これに対して、各比較例の封止用フィルムでは、前記最大距離H[mm]が0超22.3未満とはなっておらず、これに起因して、段差の底部にまで充填させることができず、段差の底部において明らかな空隙が形成された状態で、電子部品搭載基板に対して封止用フィルムが被覆されている結果を示した。
4 電子部品
5 基板
6 凹凸
11 被覆層
12 接合層
45 電子部品搭載基板
50 封止用フィルム被覆電子部品搭載基板
61 凸部
62 凹部
100 封止用フィルム
110 表面
210 枠体
215 開口部
220 枠体
225 開口部
230 平面
500 ヒーター
H 最大距離
S 空間

Claims (10)

  1. 基板と、該基板上に搭載された電子部品とを備える被着体としての電子部品搭載基板を被覆して用いられる光透過性を備える封止用フィルムであって、
    樹脂材料を主材料として構成され、
    当該封止用フィルムを、平面視で縦20cm×横35cmの長方形状をなす開口部を有する2つの枠体で挟み、鉛直方向に対して直交する方向に配置した状態で、
    平面視で縦50cm×横50cmの正方形状をなす出力7kWのヒーターを、離間距離11cmとして前記枠体に対向させて、前記ヒーターを用いて1分間加熱したとき、
    前記開口部で形成される平面と、当該封止用フィルムの表面とで形成される空間において、前記鉛直方向に対する距離が最大となる位置の前記距離である最大距離H[mm]は、0<H<22.3なる関係を満足することを特徴とする封止用フィルム。
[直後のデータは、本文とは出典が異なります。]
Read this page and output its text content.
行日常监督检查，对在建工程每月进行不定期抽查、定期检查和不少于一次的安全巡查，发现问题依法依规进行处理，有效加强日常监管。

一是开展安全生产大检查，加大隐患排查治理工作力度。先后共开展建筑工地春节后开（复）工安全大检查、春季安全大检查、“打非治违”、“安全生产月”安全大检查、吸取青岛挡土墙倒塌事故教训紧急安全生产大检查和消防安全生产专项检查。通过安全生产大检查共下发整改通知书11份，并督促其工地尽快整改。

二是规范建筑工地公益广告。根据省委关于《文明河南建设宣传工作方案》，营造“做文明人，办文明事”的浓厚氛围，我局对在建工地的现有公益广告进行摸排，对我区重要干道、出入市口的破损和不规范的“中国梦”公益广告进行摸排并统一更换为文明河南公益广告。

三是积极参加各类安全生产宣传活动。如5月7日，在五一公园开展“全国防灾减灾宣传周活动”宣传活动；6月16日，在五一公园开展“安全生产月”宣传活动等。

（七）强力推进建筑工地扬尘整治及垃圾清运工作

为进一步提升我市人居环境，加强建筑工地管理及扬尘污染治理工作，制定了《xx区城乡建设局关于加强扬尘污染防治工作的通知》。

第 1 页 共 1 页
  2. 当該封止用フィルムは、貯蔵弾性率が1.0×10Pa未満となる温度が200℃以下である請求項1に記載の封止用フィルム。
  3. 当該封止用フィルムは、その平均厚さが50μm以上200μm以下である請求項1または2に記載の封止用フィルム。
  4. 前記被着体に接合する接合層と、該接合層上に積層された被覆層とを有する積層体で構成される請求項1ないし3のいずれか1項に記載の封止用フィルム。
  5. 前記接合層は、その平均厚さが5μm以上130μm以下である請求項4に記載の封止用フィルム。
  6. 前記被覆層は、その平均厚さが20μm以上200μm以下である請求項4または5に記載の封止用フィルム。
  7. 前記電子部品は、発光素子である請求項1ないし6のいずれか1項に記載の封止用フィルム。
  8. 前記基板は、プリント配線基板である請求項1ないし7のいずれか1項に記載の封止用フィルム。
  9. 請求項1ないし8のいずれか1項に記載の封止用フィルムと、該封止用フィルムにより被覆された前記電子部品搭載基板とを備えることを特徴とする封止用フィルム被覆電子部品搭載基板。
  10. 請求項9に記載の封止用フィルム被覆電子部品搭載基板を備えることを特徴とする電子機器。